In The Meaty Truth, however, Castle and Goodman focus on factory farms and downplay climate warming. Blaming livestock for almost everything, they even boldly state, “We are facing the sixth-largest mass extinction in history as ten thousand species disappear each year due to factory farms.”

Castle and Goodman seem to assume that most people don’t know (or don’t care) where their food comes from. Yet the success of grocery stores such as Whole Foods and the popularity of books such as T. Colin Campell’s The China Study, which is cited in The Meaty Truth, are evidence that there is a significant population that is very aware of where their food comes from and very mindful of what they eat. In fact, the list of celebrity vegans is an impressive one.
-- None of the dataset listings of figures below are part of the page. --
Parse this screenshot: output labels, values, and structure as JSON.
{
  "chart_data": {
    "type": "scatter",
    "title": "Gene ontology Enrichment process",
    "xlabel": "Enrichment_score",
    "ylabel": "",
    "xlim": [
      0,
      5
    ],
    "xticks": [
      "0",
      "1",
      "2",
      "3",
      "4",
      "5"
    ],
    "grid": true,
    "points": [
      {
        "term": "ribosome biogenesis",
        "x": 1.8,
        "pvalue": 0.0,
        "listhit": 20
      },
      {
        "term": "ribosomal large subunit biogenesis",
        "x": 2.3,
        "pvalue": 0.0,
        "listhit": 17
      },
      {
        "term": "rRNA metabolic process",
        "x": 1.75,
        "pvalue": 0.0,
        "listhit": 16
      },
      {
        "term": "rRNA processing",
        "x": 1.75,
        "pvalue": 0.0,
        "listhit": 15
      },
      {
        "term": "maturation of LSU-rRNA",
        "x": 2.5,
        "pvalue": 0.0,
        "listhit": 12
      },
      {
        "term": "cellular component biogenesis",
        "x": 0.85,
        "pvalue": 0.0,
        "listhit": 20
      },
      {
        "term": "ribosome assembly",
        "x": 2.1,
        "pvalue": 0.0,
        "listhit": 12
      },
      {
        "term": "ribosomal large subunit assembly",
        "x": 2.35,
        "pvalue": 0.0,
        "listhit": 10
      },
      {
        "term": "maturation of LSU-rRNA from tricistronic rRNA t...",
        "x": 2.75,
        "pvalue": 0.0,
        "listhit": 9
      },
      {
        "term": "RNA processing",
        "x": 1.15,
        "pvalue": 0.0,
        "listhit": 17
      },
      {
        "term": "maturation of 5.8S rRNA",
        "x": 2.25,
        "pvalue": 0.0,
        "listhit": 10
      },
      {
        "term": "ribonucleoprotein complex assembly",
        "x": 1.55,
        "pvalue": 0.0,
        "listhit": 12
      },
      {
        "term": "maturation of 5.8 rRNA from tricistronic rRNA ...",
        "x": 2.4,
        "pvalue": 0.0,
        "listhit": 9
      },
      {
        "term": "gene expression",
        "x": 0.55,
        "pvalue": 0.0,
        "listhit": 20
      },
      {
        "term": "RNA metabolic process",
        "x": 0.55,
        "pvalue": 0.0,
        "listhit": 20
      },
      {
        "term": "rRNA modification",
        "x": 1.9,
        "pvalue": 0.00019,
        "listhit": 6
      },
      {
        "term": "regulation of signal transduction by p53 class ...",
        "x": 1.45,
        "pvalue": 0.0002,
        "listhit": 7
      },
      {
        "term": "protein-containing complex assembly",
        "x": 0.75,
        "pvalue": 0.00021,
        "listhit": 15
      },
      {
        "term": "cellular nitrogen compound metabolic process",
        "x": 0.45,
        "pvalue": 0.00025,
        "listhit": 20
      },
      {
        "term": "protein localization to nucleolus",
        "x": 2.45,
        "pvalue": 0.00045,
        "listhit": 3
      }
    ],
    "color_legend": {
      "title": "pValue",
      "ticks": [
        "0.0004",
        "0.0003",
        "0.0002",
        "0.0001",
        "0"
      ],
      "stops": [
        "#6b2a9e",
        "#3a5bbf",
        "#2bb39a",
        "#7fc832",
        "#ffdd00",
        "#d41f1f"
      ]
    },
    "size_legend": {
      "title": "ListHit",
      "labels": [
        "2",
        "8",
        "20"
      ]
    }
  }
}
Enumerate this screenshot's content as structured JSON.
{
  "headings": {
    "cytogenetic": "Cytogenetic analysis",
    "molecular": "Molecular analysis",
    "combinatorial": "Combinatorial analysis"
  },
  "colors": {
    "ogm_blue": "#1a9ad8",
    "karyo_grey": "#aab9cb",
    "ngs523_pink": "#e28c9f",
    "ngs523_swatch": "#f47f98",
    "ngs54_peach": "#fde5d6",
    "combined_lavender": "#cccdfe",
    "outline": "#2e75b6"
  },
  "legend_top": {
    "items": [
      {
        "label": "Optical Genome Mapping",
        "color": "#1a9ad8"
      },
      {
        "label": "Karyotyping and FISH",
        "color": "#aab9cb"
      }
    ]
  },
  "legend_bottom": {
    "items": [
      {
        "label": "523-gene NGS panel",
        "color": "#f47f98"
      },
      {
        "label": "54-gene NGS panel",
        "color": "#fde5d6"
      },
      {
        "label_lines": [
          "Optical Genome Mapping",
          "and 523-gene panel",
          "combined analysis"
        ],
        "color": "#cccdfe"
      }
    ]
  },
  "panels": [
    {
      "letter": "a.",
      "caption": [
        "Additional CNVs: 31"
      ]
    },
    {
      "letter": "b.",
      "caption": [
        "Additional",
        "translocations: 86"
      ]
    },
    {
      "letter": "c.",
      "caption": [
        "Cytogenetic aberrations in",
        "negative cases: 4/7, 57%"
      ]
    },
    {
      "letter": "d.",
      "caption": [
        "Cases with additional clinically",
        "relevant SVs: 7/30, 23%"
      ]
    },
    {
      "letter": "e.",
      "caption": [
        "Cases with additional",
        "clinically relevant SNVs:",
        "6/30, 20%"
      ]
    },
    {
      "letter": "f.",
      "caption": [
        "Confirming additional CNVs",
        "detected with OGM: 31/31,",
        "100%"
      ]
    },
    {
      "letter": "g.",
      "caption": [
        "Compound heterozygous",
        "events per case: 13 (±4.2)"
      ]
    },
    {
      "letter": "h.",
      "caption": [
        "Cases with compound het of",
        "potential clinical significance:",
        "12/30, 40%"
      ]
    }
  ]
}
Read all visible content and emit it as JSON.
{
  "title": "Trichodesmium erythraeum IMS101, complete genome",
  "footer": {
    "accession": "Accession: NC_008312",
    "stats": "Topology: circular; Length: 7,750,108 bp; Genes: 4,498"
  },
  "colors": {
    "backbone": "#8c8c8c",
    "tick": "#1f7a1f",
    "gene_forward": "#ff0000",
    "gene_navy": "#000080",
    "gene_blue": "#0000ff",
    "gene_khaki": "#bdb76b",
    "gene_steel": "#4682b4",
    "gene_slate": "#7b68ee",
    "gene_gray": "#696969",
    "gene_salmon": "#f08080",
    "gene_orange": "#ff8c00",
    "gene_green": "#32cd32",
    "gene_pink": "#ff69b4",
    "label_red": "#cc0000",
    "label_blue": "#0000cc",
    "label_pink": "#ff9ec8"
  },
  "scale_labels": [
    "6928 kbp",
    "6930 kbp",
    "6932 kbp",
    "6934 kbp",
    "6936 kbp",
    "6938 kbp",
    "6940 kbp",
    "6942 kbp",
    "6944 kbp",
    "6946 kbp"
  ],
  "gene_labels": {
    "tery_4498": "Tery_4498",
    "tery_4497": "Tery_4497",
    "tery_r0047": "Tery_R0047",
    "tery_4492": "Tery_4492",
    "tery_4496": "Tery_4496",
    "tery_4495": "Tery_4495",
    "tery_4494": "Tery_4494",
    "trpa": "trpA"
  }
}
Even in urban neighborhoods, residents are planting vegetable gardens and raising chickens.

The Meaty Truth’s message is loud and clear: Animal products are bad and vegetables are good. While the authors are passionate about educating the public and promoting the virtues of a plant-based diet, even they admit most of this information is not new. The book is heavily peppered with endnotes, referencing almost 40 pages of books, articles, and studies on this topic.

The Meaty Truth is short and simple to understand, and Castle and Goodman have done their homework. But the benefits of a vegan or vegetarian lifestyle are already well known. What is new is their presentation of agribusiness. Unfortunately, the book is cluttered with vulgarities, which are so overused they become tiresome. Chapter titles such as “The All-American Meal: Eating Sh!t and Drinking Pus” and “A Hamburger Seasoned With Feces, Please!” are bound to put some readers off. What may be an attempt at sarcasm and humor is simply offensive.

Even though some readers will be appalled by the hard facts presented here, the real challenge will be overlooking the choice of language and the fact that The Meaty Truth mainly offers information already available in a more palatable form.

Christine Baleshta lives in Austin, Texas. She is the author of Looking for 527, and her essays have appeared in naturewriting.com and Yellowstone Experiences.